Here is a portion of the opening statement made by Senator Rockefeller on May 1, 2007 as he began a hearing on the revisions to FISA:

The purpose of today's hearing is to enable the administration to explain to the Senate and to the American people as openly as possible the reasons why public law on these vital matters should be changed.

I would like to make a few observations about the administration's legislative proposal before us.

One part of the administration's bill proposes to terminate controversies now in litigation in various courts arising from the warrantless surveillance program that the president has labeled "the Terrorist Surveillance Program." It would bar any lawsuit against any person for the alleged provision to any element of the intelligence community's information or assistance for any alleged communications intelligence activity.

Under the administration's proposal, this immunity provision would be limited to alleged assistance from September 11th, 2001, to 90 days after enactment of any change in the law, were there to be one. We will carefully examine this immunity process and proposal and possible alternatives to it --it is not without controversy -- as we will all sections of the administration bill. But I do believe that the administration is going to have to do its part, too.

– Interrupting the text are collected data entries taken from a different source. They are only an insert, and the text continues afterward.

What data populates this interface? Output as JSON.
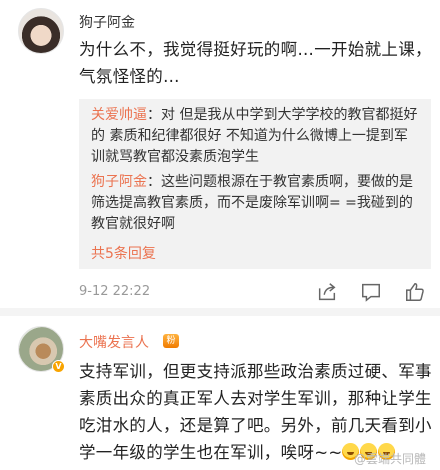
{
  "comments": [
    {
      "username": "狗子阿金",
      "text": "为什么不，我觉得挺好玩的啊…一开始就上课，气氛怪怪的…",
      "replies": [
        {
          "name": "关爱帅逼",
          "text": "对  但是我从中学到大学学校的教官都挺好的    素质和纪律都很好  不知道为什么微博上一提到军训就骂教官都没素质泡学生"
        },
        {
          "name": "狗子阿金",
          "text": "这些问题根源在于教官素质啊，要做的是筛选提高教官素质，而不是废除军训啊=  =我碰到的教官就很好啊"
        }
      ],
      "more_replies": "共5条回复",
      "timestamp": "9-12 22:22"
    },
    {
      "username": "大嘴发言人",
      "fan_badge": "粉",
      "text": "支持军训，但更支持派那些政治素质过硬、军事素质出众的真正军人去对学生军训，那种让学生吃泔水的人，还是算了吧。另外，前几天看到小学一年级的学生也在军训，唉呀~~"
    }
  ],
  "verified_badge": "V",
  "watermark": "@雲端共同體",
  "icons": {
    "share": "share-icon",
    "comment": "comment-icon",
    "like": "thumbs-up-icon",
    "emoji": "grinning-face-icon"
  },
  "colors": {
    "link": "#eb7350",
    "meta": "#999999",
    "reply_bg": "#f2f2f2"
  }
}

The vice chairman and I have stressed to the administration repeatedly that the committee must receive complete information about the president's surveillance program in order to consider legislation in this area. This is a matter of common sense -- cannot legislate in the blind. We have made some progress towards that end, but there are key pieces of requested information that the committee needs and has not yet received.

These include the president's authorizations for the program, and the Department of Justice's opinion on the legality of the program. My request for these documents is over a year in length, and Vice Chairman Bond and I restated the importance of receiving these documents in our March letter, that in fact called this hearing. The administration's delay in providing these basic documents is incomprehensible, I think, inexcusable, and serves only to hamper the committee's ability to consider the liability of the Defense proposal before it -- inadequate information.

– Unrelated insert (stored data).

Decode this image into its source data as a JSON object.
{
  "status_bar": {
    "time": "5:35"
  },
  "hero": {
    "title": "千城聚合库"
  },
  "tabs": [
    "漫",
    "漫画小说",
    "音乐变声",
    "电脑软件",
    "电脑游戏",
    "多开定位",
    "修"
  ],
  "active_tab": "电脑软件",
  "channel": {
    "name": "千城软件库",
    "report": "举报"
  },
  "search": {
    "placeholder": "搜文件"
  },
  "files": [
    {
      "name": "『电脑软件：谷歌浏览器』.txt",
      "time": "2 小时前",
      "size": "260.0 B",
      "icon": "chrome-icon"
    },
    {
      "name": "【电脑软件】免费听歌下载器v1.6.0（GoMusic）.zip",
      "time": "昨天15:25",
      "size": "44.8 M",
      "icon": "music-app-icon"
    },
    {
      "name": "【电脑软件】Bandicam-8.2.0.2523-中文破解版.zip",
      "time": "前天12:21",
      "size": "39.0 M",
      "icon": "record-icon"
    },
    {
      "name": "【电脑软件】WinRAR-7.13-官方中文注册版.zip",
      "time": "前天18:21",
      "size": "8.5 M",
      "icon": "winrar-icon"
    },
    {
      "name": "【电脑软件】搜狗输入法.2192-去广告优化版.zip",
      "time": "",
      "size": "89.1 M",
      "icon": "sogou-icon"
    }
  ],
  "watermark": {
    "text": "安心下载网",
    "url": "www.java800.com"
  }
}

Congress is being asked to enact legislation that brings to end lawsuits that allege violations of the rights of Americans. In considering that request, it is essential that the committee know whether all involved, government officials and anyone else, relied on sound, legal conclusions of the government's highest law officer. The opinions of the attorney general are not just private advice. They are an authoritative statement of law within the executive branch.


Rockefeller makes a few relevant points in his statement, but he has fallen woefully short in his followup to it. He was taking the administration to task for not sharing information with his committee in a timely way. Information eventually was shared, but only at the last minute and under very bad conditions.

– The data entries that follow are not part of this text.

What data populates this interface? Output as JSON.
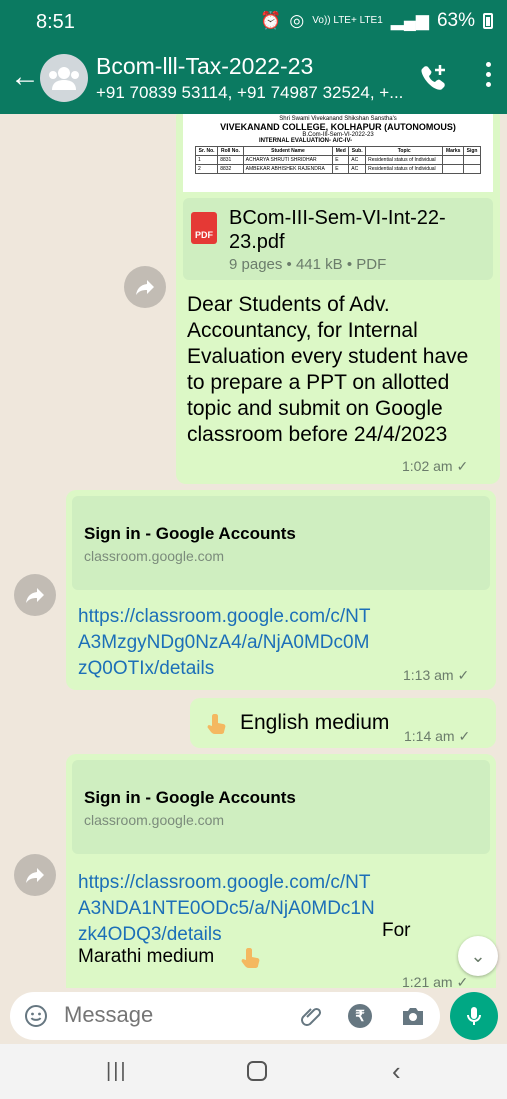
{
  "status": {
    "time": "8:51",
    "network": "Vo)) LTE+ LTE1",
    "battery": "63%"
  },
  "header": {
    "title": "Bcom-lll-Tax-2022-23",
    "subtitle": "+91 70839 53114, +91 74987 32524, +..."
  },
  "messages": {
    "doc": {
      "thumb_org": "Shri Swami Vivekanand Shikshan Sanstha's",
      "thumb_college": "VIVEKANAND COLLEGE, KOLHAPUR (AUTONOMOUS)",
      "thumb_class": "B.Com-III-Sem-VI-2022-23",
      "thumb_eval": "INTERNAL EVALUATION- A/C-IV-",
      "thumb_headers": [
        "Sr. No.",
        "Roll No.",
        "Student Name",
        "Med",
        "Sub.",
        "Topic",
        "Marks",
        "Sign"
      ],
      "thumb_rows": [
        [
          "1",
          "8831",
          "ACHARYA SHRUTI SHRIDHAR",
          "E",
          "AC",
          "Residential status of Individual",
          "",
          ""
        ],
        [
          "2",
          "8832",
          "AMBEKAR ABHISHEK RAJENDRA",
          "E",
          "AC",
          "Residential status of Individual",
          "",
          ""
        ]
      ],
      "name": "BCom-III-Sem-VI-Int-22-23.pdf",
      "meta": "9 pages • 441 kB • PDF",
      "pdf_label": "PDF",
      "text": "Dear Students of Adv. Accountancy, for Internal Evaluation every student have to prepare a PPT on allotted topic and submit on Google classroom before 24/4/2023",
      "time": "1:02 am"
    },
    "link1": {
      "preview_title": "Sign in - Google Accounts",
      "preview_domain": "classroom.google.com",
      "url": "https://classroom.google.com/c/NTA3MzgyNDg0NzA4/a/NjA0MDc0MzQ0OTIx/details",
      "time": "1:13 am"
    },
    "english": {
      "text": "English medium",
      "time": "1:14 am"
    },
    "link2": {
      "preview_title": "Sign in - Google Accounts",
      "preview_domain": "classroom.google.com",
      "url": "https://classroom.google.com/c/NTA3NDA1NTE0ODc5/a/NjA0MDc1Nzk4ODQ3/details",
      "suffix": "For Marathi medium",
      "time": "1:21 am"
    }
  },
  "input": {
    "placeholder": "Message"
  },
  "colors": {
    "header": "#0b7a61",
    "bubble": "#dcf8c6",
    "accent": "#00a884",
    "link": "#1c6fb8"
  }
}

More importantly, Rockefeller has stopped all oversight at the point of simply receiving a set of documents. There is no evidence that he has made any effort to determine whether the justifications provided for the wiretapping program were indeed legal. Because of his prominent role in achieving the retroactive immunity provision in the bill passed by the Senate, I think it is Rockefeller's personal responsibility, if immunity is signed into law, to call new hearings and to completely pursue the issue of legality of the "Terrorist Surveillance Program" and to turn over to law enforcement all evidence he obtains of lawbreaking. It is the least he can do, because his actions in assuring retroactive immunity have blocked the best pathways for exposure of lawbreaking.

Hearings of this sort are certainly not something that Rockefeller will do on his own. It will be up to citizens to force him to exercise his role as Chair of the Senate Select Committee on Intelligence to assure the citizens that the actions taken by our intelligence agencies are subject to the rule of law and that lawbreakers are punished.

2 comments:

Anonymous said...

Hey Jim!!! Did you see my comment I left at Glenn's about how well you did the other am on CSPAN? You really rocked it.

Email me at paddykraska at hotmail dot com. Have you spoken to Matt B-H yet about your idea?

Jim White said...

Thanks, paddy, but I think you are remembering comments bamage made. I'll try to get something to Matt tomorrow.